Thursday, June 15, 2023

Randomized Acceptances

NeurIPS recently released their 2021 consistency report, a sequel to the 2014 experiment. While the conference has grown dramatically, the results remain "consistent", about 23% disagreement from two separated program committee groups. As before I don't find this too surprising--different committee members have different tastes.

Roughly conference submissions fall into three categories

  1. Clearly strong papers
  2. Clear rejects
  3. A bunch that could go either way.
A typical program committee quickly sorts out the first two groups and then painfully spends considerable time arguing over the others.

What if instead we took a different approach. Accept all the strong papers and reject the weak ones. Choose the rest randomly, either with a uniform or weighted distribution based on the ranking. Maybe reduce the probability of those who submit multiple papers.

Choosing randomly reduces biases and can increase diversity, if there is diversity in submissions. Knowing there is randomness in the process allows those with rejected papers to blame the randomness and those whose papers gets in claim they were in the first group. Randomness encourages more submissions and is fair over time.

Note we're just acknowledging the randomness in the process instead of pretending there is a perfect linear order to the papers that only a lengthy program committee discussion can suss out.

We should do the same for grant proposals--all worthy proposals should get a chance to be funded.

I doubt any of this will ever happen. People would rather trust human decisions with all their inconsistencies over pure randomness. 


  1. Isn't there a difference between "subjective" and "random"? If you replace the former with the latter, then something essential will change.

    1. If it is "essential", then why does it take the committee so much time to decide? Instead of picking the papers at random, you could pick one committee member at random to make the rest of the decisions.

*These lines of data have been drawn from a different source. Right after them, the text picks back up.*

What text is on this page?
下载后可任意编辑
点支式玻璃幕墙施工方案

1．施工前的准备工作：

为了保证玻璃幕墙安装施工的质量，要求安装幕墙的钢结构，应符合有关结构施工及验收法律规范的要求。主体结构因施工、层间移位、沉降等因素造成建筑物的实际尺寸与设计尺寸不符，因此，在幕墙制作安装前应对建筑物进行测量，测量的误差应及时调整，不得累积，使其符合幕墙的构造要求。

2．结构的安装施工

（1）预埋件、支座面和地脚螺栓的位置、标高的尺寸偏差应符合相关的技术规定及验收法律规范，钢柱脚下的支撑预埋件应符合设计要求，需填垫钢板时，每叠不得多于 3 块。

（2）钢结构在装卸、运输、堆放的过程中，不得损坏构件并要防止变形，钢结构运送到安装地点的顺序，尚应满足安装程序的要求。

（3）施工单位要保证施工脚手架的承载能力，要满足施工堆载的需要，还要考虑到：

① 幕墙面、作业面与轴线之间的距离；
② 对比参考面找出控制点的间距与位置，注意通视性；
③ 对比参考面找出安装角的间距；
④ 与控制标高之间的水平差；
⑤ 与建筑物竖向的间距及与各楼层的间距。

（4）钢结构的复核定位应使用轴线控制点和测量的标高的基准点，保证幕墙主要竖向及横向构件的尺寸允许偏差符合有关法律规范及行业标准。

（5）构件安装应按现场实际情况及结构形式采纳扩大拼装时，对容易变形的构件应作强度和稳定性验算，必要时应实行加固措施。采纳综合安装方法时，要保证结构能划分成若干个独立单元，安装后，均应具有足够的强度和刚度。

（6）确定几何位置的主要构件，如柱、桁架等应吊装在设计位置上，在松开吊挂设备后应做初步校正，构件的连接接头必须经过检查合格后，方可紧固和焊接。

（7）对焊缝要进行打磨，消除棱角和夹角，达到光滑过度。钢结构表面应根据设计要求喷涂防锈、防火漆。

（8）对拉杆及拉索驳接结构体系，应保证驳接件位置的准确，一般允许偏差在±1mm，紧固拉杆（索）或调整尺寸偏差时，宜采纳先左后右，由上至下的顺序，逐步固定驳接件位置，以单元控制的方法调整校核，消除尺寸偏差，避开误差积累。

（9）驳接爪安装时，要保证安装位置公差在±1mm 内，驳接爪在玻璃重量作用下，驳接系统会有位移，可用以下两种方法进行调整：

  2. Reminds me of this short rhyme by Piet Hien

    “Whenever you're called on to make up your mind,
    and you're hampered by not having any,
    the best way to solve the dilemma, you'll find,
    is simply by spinning a penny.
    No - not so that chance shall decide the affair
    while you're passively standing there moping;
    but the moment the penny is up in the air,
    you suddenly know what you're hoping. ”

  3. This myth of program committees “debating” and “deciding” is just that..a myth. In my experience as reviewer and author, quite often the base reviews are terrible, both objectively (poor understanding, factually wrong, or adversarial positioning bordering on malicious) and subjectively (focus on some weird notions of “novelty” and “significance” that boil down to “it’s just less effort to reject on a made up reason”). The metareview summary is then a blatant cut paste of all reviews with equal weightage—“Mixed reviews, with concerns of novelty”—which make it clear that no actual judgment has been expended, not just in glancing through the paper (seems infeasible) but even in assessing review quality and coherence.

    Tldr the noise is more in the base reviews and the rubber stamping by acs than in the committee itself.

  4. The random approach would be something to consider only assuming that indeed there are "the 3 categories", and the "middle" category is not like 20x larger than the "good" one. Also I think that even if there was an agreement that after initial assignment to categories, we do random sampling from the "middle" one, then the committee would spend an equal amount of time as it is now, to decide on papers "on the boundary between categories" anyway.

  5. I’ve advocated for this system for years; people usually think I’m joking.

    The PC’s job should be to assign probabilities to papers. Most submissions would get either 0s or 1s, but a significant fraction would fall in between. Probabilities might’ve bumped up for student papers, or bumped down for authors with more 1s, but to first approximation, the PC decided on probabilities, everyone shakes hands and goes home, and then the program is generated randomly from the resulting distribution. The final probabilities are strictly confidential, perhaps not even revealed to the PC.

    The same system should also be used for admissions, for faculty interviews, and for grant proposals.

  6. As we generate more papers, the resource constraint has become quality reviews, and opinions from experts. The justification for rejecting papers that are scientifically above threshold (and do not have issues with writing, addressing related work etc) are two fold (i) slots in the physical conference (ii) quality maintenance. ML conferences have addressed the slot issue by using posters and spotlight presentation and this should be feasible for theory conferences too. I feel that randomization is a cop out because it is mainly to solve the slot problem which can be easily addressed in various ways and most authors would be happy to have their paper accepted in poster form and move on. This is unlike admissions (students, faculty) where the slots are hard constraints. Quality maintenance is where people are unsure because we cling to the older models.

  7. Some countries have actually chosen to pick grants at random.

  8. Why would you want to "encourage more submissions," which will presumably be weaker on average that the current set of submissions?

  9. This would actually lower diversity, assuming there are agents who argue/advocate for what they identify as diverse, 'mid' papers to pass through.

  10. The idea is good but we should also understand and think about second order effects and mitigate them.

    More submissions can lead to more resources needed for reviews.

    Explainability goes down, no one likes random rejections.

    Recognition goes down, your paper is randomly selected among many similar ones

  11. There is a joke going around that people are going to ask LLMs to write emails for them based on a list of key points and receivers will ask LLM to summarize then back to a list of points.